WORCESTER, Mass. -– When Neil O’Connor stepped up to the plate, the only voice he could hear was the voice of his coach, Rich Barnaby.
“This could be your last high school at bat, Neil. Make the most of it.”
O’Connor dug in to the batter’s box against St. John’s reliever Dan Barlok, who had just been chosen to replace Pioneers’ starter Steve D’Agostino. The scoreboard, nearly a straight shot from O’Connor’s vision, read 1-0. With two outs in the bottom of the sixth, the Pioneers were one out away from escaping the jam – and escaping one of the state’s most proven clutch hitters.
“That was the first thing that crossed my mind,” O’Connor said. “I didn’t want it to be my last at bat. I just wanted to pick up the rest of the team.”

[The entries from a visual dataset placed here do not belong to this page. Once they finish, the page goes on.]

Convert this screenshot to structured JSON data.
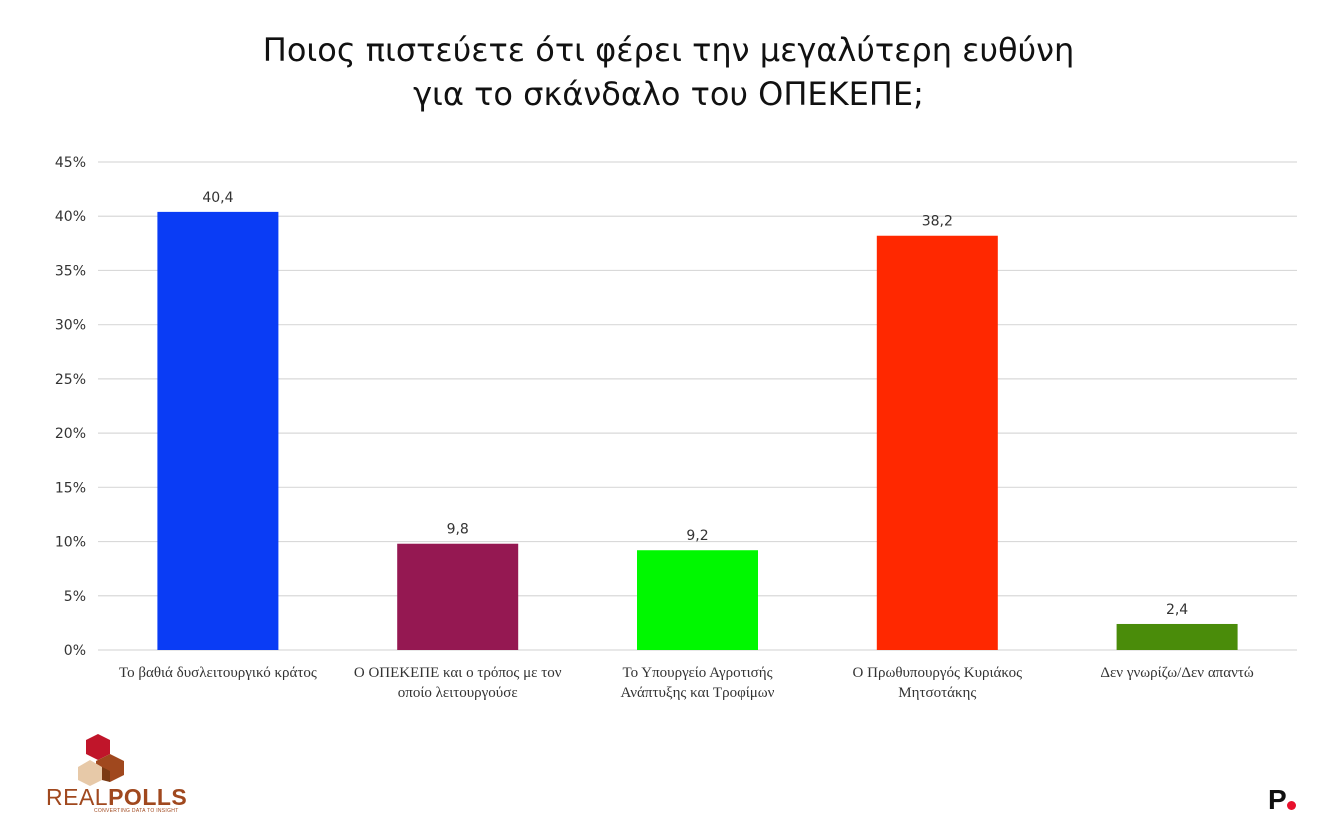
{
  "title_line1": "Ποιος πιστεύετε ότι φέρει την μεγαλύτερη ευθύνη",
  "title_line2": "για το σκάνδαλο του ΟΠΕΚΕΠΕ;",
  "chart_data": {
    "type": "bar",
    "title": "Ποιος πιστεύετε ότι φέρει την μεγαλύτερη ευθύνη για το σκάνδαλο του ΟΠΕΚΕΠΕ;",
    "categories": [
      [
        "Το βαθιά δυσλειτουργικό κράτος"
      ],
      [
        "Ο ΟΠΕΚΕΠΕ και ο τρόπος με τον",
        "οποίο λειτουργούσε"
      ],
      [
        "Το Υπουργείο Αγροτισής",
        "Ανάπτυξης και Τροφίμων"
      ],
      [
        "Ο Πρωθυπουργός Κυριάκος",
        "Μητσοτάκης"
      ],
      [
        "Δεν γνωρίζω/Δεν απαντώ"
      ]
    ],
    "values": [
      40.4,
      9.8,
      9.2,
      38.2,
      2.4
    ],
    "value_labels": [
      "40,4",
      "9,8",
      "9,2",
      "38,2",
      "2,4"
    ],
    "colors": [
      "#0a3cf5",
      "#951852",
      "#00f800",
      "#ff2800",
      "#4a8c0a"
    ],
    "ylim": [
      0,
      45
    ],
    "yticks": [
      0,
      5,
      10,
      15,
      20,
      25,
      30,
      35,
      40,
      45
    ],
    "ytick_labels": [
      "0%",
      "5%",
      "10%",
      "15%",
      "20%",
      "25%",
      "30%",
      "35%",
      "40%",
      "45%"
    ],
    "grid": true,
    "xlabel": "",
    "ylabel": ""
  },
  "logos": {
    "realpolls_a": "REAL",
    "realpolls_b": "POLLS",
    "realpolls_tagline": "CONVERTING DATA TO INSIGHT",
    "p_mark": "P"
  },
  "colors": {
    "grid": "#d9d9d9",
    "axis_text": "#333333"
  }
}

O’Connor swung at the first pitch he saw, a belt high fastball that he smashed over the left field fence to give the Blue Devils a 2-1 lead. The University of New Hampshire football commit, who has long been a star on the gridiron as well as the baseball diamond, added yet another chapter to his storied athletic career in Leominster.

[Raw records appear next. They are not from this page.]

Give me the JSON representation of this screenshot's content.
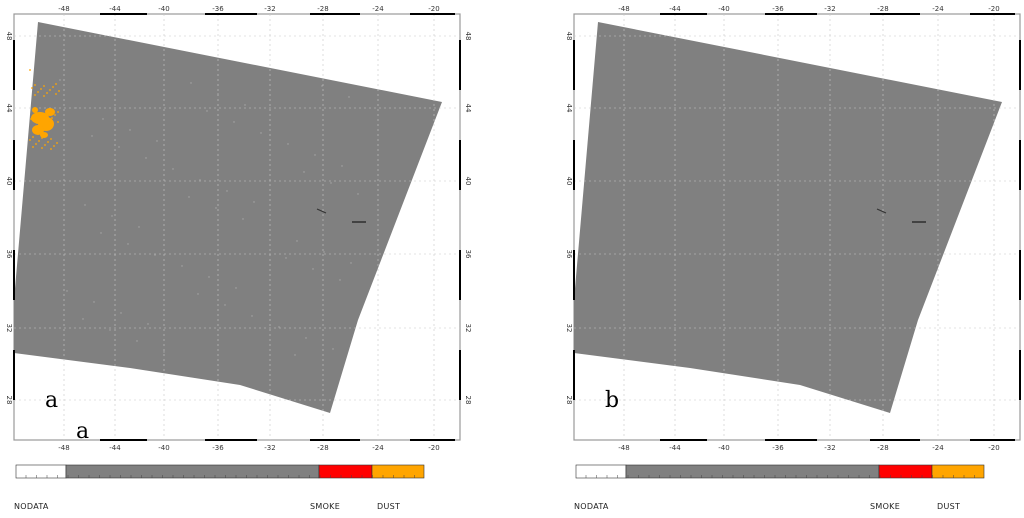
{
  "panels": [
    {
      "id": "a",
      "letter": "a",
      "extra_letter": "a",
      "has_dust_plume": true
    },
    {
      "id": "b",
      "letter": "b",
      "has_dust_plume": false
    }
  ],
  "axes": {
    "lon_ticks": [
      "-48",
      "-44",
      "-40",
      "-36",
      "-32",
      "-28",
      "-24",
      "-20"
    ],
    "lat_ticks": [
      "48",
      "44",
      "40",
      "36",
      "32",
      "28"
    ]
  },
  "legend": {
    "labels": [
      "NODATA",
      "SMOKE",
      "DUST"
    ],
    "colors": {
      "nodata": "#ffffff",
      "clear": "#808080",
      "smoke": "#ff0000",
      "dust": "#ffa500"
    }
  },
  "colors": {
    "swath": "#808080",
    "grid": "#c8c8c8",
    "frame": "#999999",
    "dust": "#ffa500"
  }
}
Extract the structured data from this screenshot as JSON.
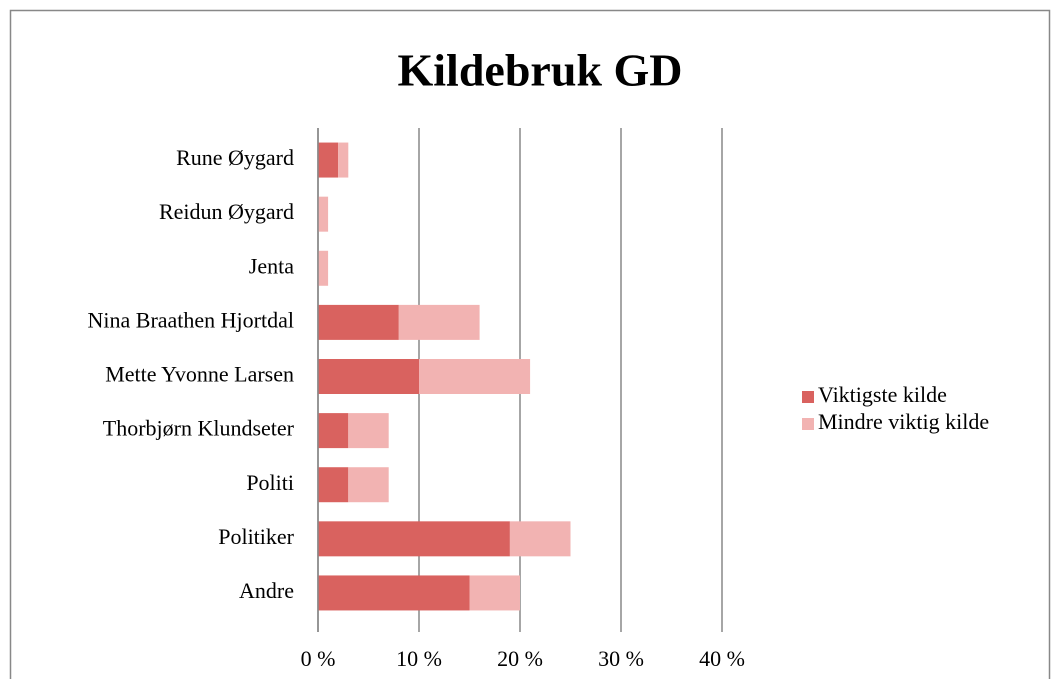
{
  "chart_data": {
    "type": "stacked-barh",
    "title": "Kildebruk GD",
    "categories": [
      "Rune Øygard",
      "Reidun Øygard",
      "Jenta",
      "Nina Braathen Hjortdal",
      "Mette Yvonne Larsen",
      "Thorbjørn Klundseter",
      "Politi",
      "Politiker",
      "Andre"
    ],
    "series": [
      {
        "name": "Viktigste kilde",
        "color": "#d9625f",
        "values": [
          2,
          0,
          0,
          8,
          10,
          3,
          3,
          19,
          15
        ]
      },
      {
        "name": "Mindre viktig kilde",
        "color": "#f2b3b2",
        "values": [
          1,
          1,
          1,
          8,
          11,
          4,
          4,
          6,
          5
        ]
      }
    ],
    "xlim": [
      0,
      40
    ],
    "xticks": [
      {
        "value": 0,
        "label": "0 %"
      },
      {
        "value": 10,
        "label": "10 %"
      },
      {
        "value": 20,
        "label": "20 %"
      },
      {
        "value": 30,
        "label": "30 %"
      },
      {
        "value": 40,
        "label": "40 %"
      }
    ],
    "grid": true,
    "legend": "right"
  }
}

“I wanted to get a base hit, I knew [Barlok] was going to come in throwing strikes. I got a good piece of one. That was probably the farthest ball I ever hit –- so I guess it came at a good time,” O’Connor said, with a smile.
“He takes the first pitch and hits it over the left field fence,” Barnaby said. “He’s the best athlete I’ve coached in 15 years. It’s just fun to show up to practice and show up to games with him.”

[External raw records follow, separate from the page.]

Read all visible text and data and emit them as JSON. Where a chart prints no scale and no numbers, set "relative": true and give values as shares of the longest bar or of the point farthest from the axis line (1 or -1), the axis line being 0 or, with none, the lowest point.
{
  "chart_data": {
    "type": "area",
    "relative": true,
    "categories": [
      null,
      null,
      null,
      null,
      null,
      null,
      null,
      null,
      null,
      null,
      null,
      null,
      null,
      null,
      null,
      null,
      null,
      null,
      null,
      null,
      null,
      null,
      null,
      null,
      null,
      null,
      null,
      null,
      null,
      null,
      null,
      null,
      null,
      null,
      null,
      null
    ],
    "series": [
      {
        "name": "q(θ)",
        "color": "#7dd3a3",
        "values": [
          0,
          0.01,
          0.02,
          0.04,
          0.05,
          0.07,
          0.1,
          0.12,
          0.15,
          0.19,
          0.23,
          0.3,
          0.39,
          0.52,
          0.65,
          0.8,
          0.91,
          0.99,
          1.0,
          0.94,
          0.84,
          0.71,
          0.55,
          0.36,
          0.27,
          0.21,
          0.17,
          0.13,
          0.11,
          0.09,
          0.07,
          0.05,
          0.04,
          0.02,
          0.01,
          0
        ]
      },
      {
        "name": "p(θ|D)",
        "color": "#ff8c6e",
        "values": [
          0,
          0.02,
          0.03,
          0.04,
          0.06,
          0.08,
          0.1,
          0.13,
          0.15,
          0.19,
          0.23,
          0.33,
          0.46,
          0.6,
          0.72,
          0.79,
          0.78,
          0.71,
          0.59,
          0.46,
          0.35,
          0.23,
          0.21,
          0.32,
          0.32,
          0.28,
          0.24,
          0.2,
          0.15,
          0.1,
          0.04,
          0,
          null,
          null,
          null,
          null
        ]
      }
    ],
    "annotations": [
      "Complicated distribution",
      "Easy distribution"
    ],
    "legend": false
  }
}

But O’Connor’s heroics went beyond the batter’s box. In his third consecutive year pitching against the Pioneers in the Division 1 Central semifinals, O’Connor pitched a complete game for Leominster, giving up one earned run on five hits. He struck out seven and walked two, throwing 68 of his 95 pitches for a strike.
“I knew one run wasn’t going to beat us. I preached to the guys all week that bunts and execution was going to win it,” Barnaby said. “And we ended up winning on a two-run homer –- so much for that.”
D’Agostino throws a gem: The most analyzed decision of the game will likely be Eppinger’s decision to pull Pioneers’ starter Steve D’Agostino in favor of Barlok before O’Connor came up to hit. D’Agostino, a lefty who will play his college baseball at Worcester Polytechnic Institute, had 5-2/3 innings pitched. He walked two and struck out five Leominster hitters, doing so on just 70 pitches.
“Our team played very, very well and I made some decisions late that didn’t work out, so the game is on me. I told my team that -- ‘That game is on me, they don’t deserve to lose it',” Eppinger said.
Eppinger had a tough decision in choosing who to start against the Blue Devils. P.J. Browne has been the Pioneers’ ace for two years while senior lefty Charlie Murray came on strong late in the season to give the St. John’s even more depth at pitcher. In the end, Eppinger’s decision to go with D’Agostino was based off his performance against Leominster last season, when D’Agostino threw nine innings and gave up two runs to the Blue Devils.
“That was a decision that a lot of people were questioning -– that we started D’Agostino today,” Eppinger said, “We had some other guys, some very, very good pitchers, Charlie Murray and P.J. Browne, but we went with D’Agostino and he was fantastic. That was a decision we got right as a coaching staff.”
The rivalry continues: The St. John’s-Leominster rivalry has been especially fiery in recent years. The Blue Devils fell to St. John’s in the semifinals, during O’Connor’s sophomore year, before O’Connor came back to send the Pioneers packing two consecutive years -- a complete game shutout on the mound last season at Tivnan Field, to go with his Wednesday night heroics.
Eppinger was nothing but complimentary of O’Connor following the loss.
“Neil O’Connor is a tremendous competitor," Eppinger said. "In sports, a lot of athletes talk, but he backs it all up. You have to tip your cap to him, he pitched one hell of a game and had the big hit when it was necessary.”
Eppinger added: “It’s a great baseball tradition at Leominster...It’s a good area in the state, similar to Milford -- they produce great baseball players and great baseball teams year after year, from the youth level all the way up to high school. Tremendous respect for Leominster, it seems like we always see them in the playoffs.”
“The past four years we’ve met up with them in districts,” O’Connor said. “I’ve pitched the last three and I was 1-1 coming in. I just really wanted to get this, our whole team did. We’re real big rivals in football, basketball, baseball...everything.
“It was pretty heated out here. We never want to lose to them. They’re a great team, every sport is always a great battle.”